The key gene that the scientists studied is called brahma-related gene-1 (Brg-1) that is found in both mice and humans. This protein had been previously studied extensively in human cancers, but not in the nervous system. To determine the precise role of Brg-1, Sherman, in collaboration with Dr. Steven Matsumoto from the Integrative Biosciences Department at the OHSU School of Dentistry, bred mice lacking the gene in the nervous system. This resulted in the development of embryos with smaller brains containing neurons but virtually no glial cells. When they isolated neural stem cells, placed them into cell culture and then removed Brg1, the cells in the c ulture turned into neurons but failed to differentiate into glia.
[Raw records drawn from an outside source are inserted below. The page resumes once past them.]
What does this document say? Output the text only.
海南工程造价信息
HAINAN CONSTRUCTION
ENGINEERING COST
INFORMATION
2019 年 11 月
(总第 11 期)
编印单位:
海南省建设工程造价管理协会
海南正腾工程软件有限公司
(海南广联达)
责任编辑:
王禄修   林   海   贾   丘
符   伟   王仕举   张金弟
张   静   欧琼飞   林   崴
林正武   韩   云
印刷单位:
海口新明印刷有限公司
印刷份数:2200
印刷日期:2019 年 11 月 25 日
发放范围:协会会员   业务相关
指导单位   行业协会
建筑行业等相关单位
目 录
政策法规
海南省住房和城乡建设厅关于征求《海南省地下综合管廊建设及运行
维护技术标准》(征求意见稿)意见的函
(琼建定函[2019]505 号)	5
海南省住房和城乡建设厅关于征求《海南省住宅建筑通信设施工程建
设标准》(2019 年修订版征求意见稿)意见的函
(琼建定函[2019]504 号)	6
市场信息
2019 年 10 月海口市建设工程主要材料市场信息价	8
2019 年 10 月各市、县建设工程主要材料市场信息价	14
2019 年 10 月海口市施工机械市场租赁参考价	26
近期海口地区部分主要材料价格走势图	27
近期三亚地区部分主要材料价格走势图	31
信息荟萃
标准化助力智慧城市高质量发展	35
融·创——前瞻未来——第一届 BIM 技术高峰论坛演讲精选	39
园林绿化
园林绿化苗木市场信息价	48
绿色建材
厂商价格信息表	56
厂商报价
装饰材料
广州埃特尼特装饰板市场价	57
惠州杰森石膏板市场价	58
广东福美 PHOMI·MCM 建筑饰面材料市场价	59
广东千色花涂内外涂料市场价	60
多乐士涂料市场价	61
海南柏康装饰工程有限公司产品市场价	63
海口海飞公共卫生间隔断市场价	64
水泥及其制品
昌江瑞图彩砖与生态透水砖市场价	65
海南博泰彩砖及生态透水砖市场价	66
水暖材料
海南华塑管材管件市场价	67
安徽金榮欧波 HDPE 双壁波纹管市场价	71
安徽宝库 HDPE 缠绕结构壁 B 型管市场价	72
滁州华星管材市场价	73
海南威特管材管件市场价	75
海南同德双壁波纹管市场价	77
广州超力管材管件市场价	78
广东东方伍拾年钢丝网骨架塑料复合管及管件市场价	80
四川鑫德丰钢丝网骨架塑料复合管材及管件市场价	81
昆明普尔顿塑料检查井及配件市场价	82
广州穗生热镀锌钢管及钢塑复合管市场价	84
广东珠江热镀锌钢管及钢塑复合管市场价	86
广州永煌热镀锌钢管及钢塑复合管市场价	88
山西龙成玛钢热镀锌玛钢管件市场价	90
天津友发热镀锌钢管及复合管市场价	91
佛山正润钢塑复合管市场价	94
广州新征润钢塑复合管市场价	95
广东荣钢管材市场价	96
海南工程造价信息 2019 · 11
"This research shows us that in mice, Brg-1 is a critical signal that prevents stem cells from turning into neurons at the wrong time. However, since we can manipulate Brg1 expression in stem cells in culture, we now have a powerful way to generate neurons that could be used to replace cells lost in a variety of diseases and conditions that affect the brain and spinal cord. That is our next step." said Sherman. "Since the process only involves a single gene, it is highly amenable for the development of drugs targeted at promoting stem cell differentiation in the adult nervous system."
While much more research needs to be conducted, the scientists believe these findings could play a role in the development of therapies to combat a variety of diseases and conditions. For instance, Parkinson's disease is related to the loss of dopamine-producing brain cells. Scientists hypothesize that it may be possible to correctly time the expression of brg-1 in neuronal stem cells either in a culture dish or in the brain to replace the lost dopamine-producing cells. Another possibility would be the replacement of lost or damaged motor neurons in patients who have suffered brain or spinal cord damage.
This research was funded in part by the Medical Research Foundation of Oregon, the National Institute's of Health and the Christopher Reeve Paralysis Foundation.
"CRF is pleased to have provided support for this study", said Susan Howley, Director of Research and Executive Vice President, Christopher Reeve Foundation. "Identifying a gene that controls how stem cells turn into different kinds of nerve cells has important implications for clinical application in spinal cord repair strategies."